The point remains, however, that if a novel has done well in the market place, the chances are that a well-made film might do the same. The film maker might then allow the world of the novel to inform the world of the film, although, clearly, adapting a screenplay from a novel is an art form in its own right—often, to the extent that little of that world, other than the bones of the story, remains the same. Even so, the novel does at least, act as a starting point for the film project.

Novels, films, games—the latter both in video and board formats, predate Amazon’s Kindle revolution and the resurgence of reading it inspired, but there were some who predicted the death of the novel as a viable form of entertainment.

In terms of benefit to the novel, people who have seen the film and enjoyed it might now read the novel on which the film is based. Sales of the Game of Thrones series sky-rocketed after the television series hit the screens. 

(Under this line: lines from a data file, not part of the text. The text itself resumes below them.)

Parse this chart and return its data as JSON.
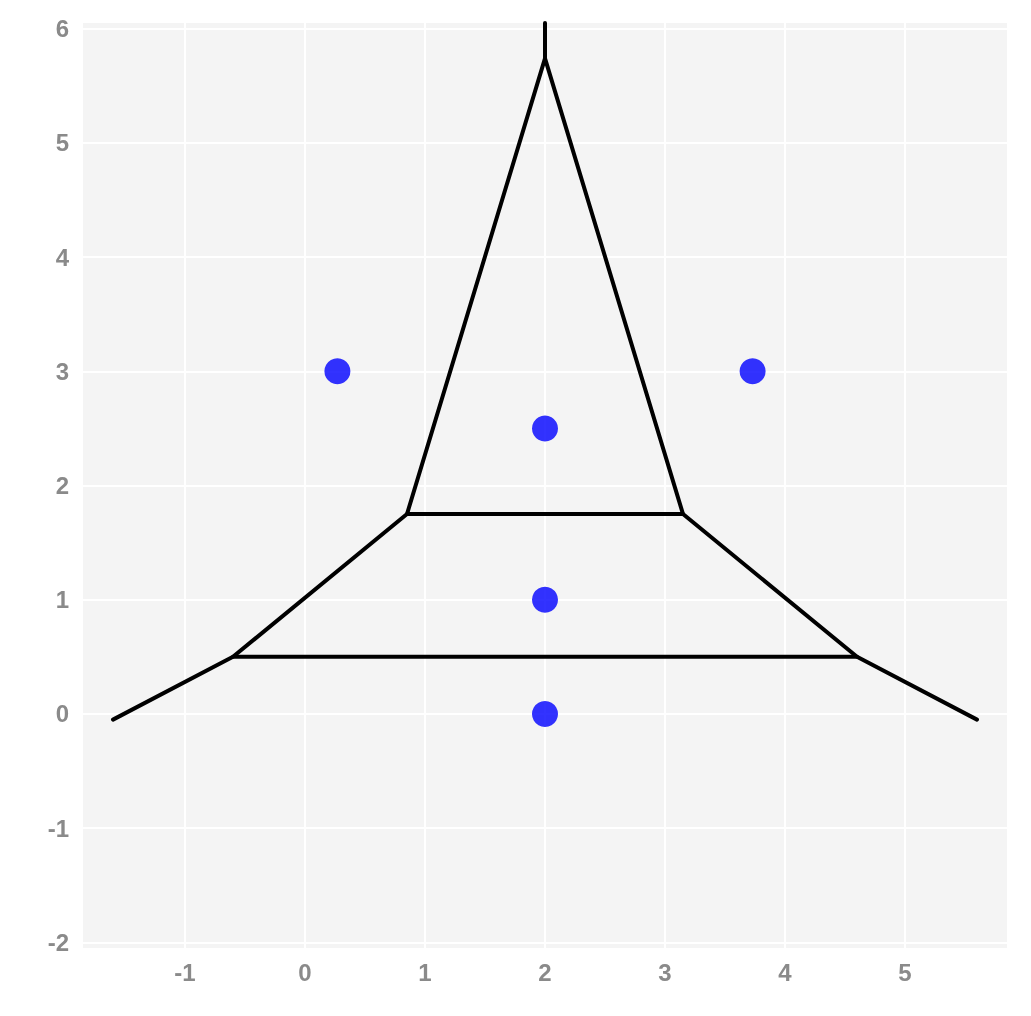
{
  "chart_data": {
    "type": "scatter",
    "xlim": [
      -1.85,
      5.85
    ],
    "ylim": [
      -2.05,
      6.05
    ],
    "xticks": [
      -1,
      0,
      1,
      2,
      3,
      4,
      5
    ],
    "yticks": [
      -2,
      -1,
      0,
      1,
      2,
      3,
      4,
      5,
      6
    ],
    "grid": true,
    "marker": "circle",
    "x": [
      0.27,
      3.73,
      2,
      2,
      2
    ],
    "values": [
      3,
      3,
      2.5,
      1,
      0
    ],
    "color": "#0000ff",
    "series": [
      {
        "type": "line",
        "color": "#000000",
        "marker": "none",
        "x": [
          -1.6,
          -0.6,
          0.85,
          2,
          3.15,
          4.6,
          5.6
        ],
        "values": [
          -0.05,
          0.5,
          1.75,
          5.74,
          1.75,
          0.5,
          -0.05
        ]
      },
      {
        "type": "line",
        "color": "#000000",
        "marker": "none",
        "x": [
          0.85,
          3.15
        ],
        "values": [
          1.75,
          1.75
        ]
      },
      {
        "type": "line",
        "color": "#000000",
        "marker": "none",
        "x": [
          -0.6,
          4.6
        ],
        "values": [
          0.5,
          0.5
        ]
      },
      {
        "type": "line",
        "color": "#000000",
        "marker": "none",
        "x": [
          2,
          2
        ],
        "values": [
          5.74,
          6.05
        ]
      }
    ]
  }
}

Book-to-film/TV adaptations, such as The Level, often go hand in hand with conversations about the relative worth of one rendition over the other. “The book was so much better than the film,” or vice versa—good publicity for all concerned, which helps to boost sales of the appropriate medium. 

As an aside, I might mention that in my classes on screenwriting, I sometimes encourage my students to write their screenplays as novellas, or short stories, first. This encourages them to explore their characters’ actions through the inner voice—something the novel, novella and short story do well. This shifts focus to character motives and goals and results in character action that is more authentic and believable, making for better screenplays.

Summary

Novels, films, games and short story anthologies often function in a state of symbiosis, testing and popularising the story through different media.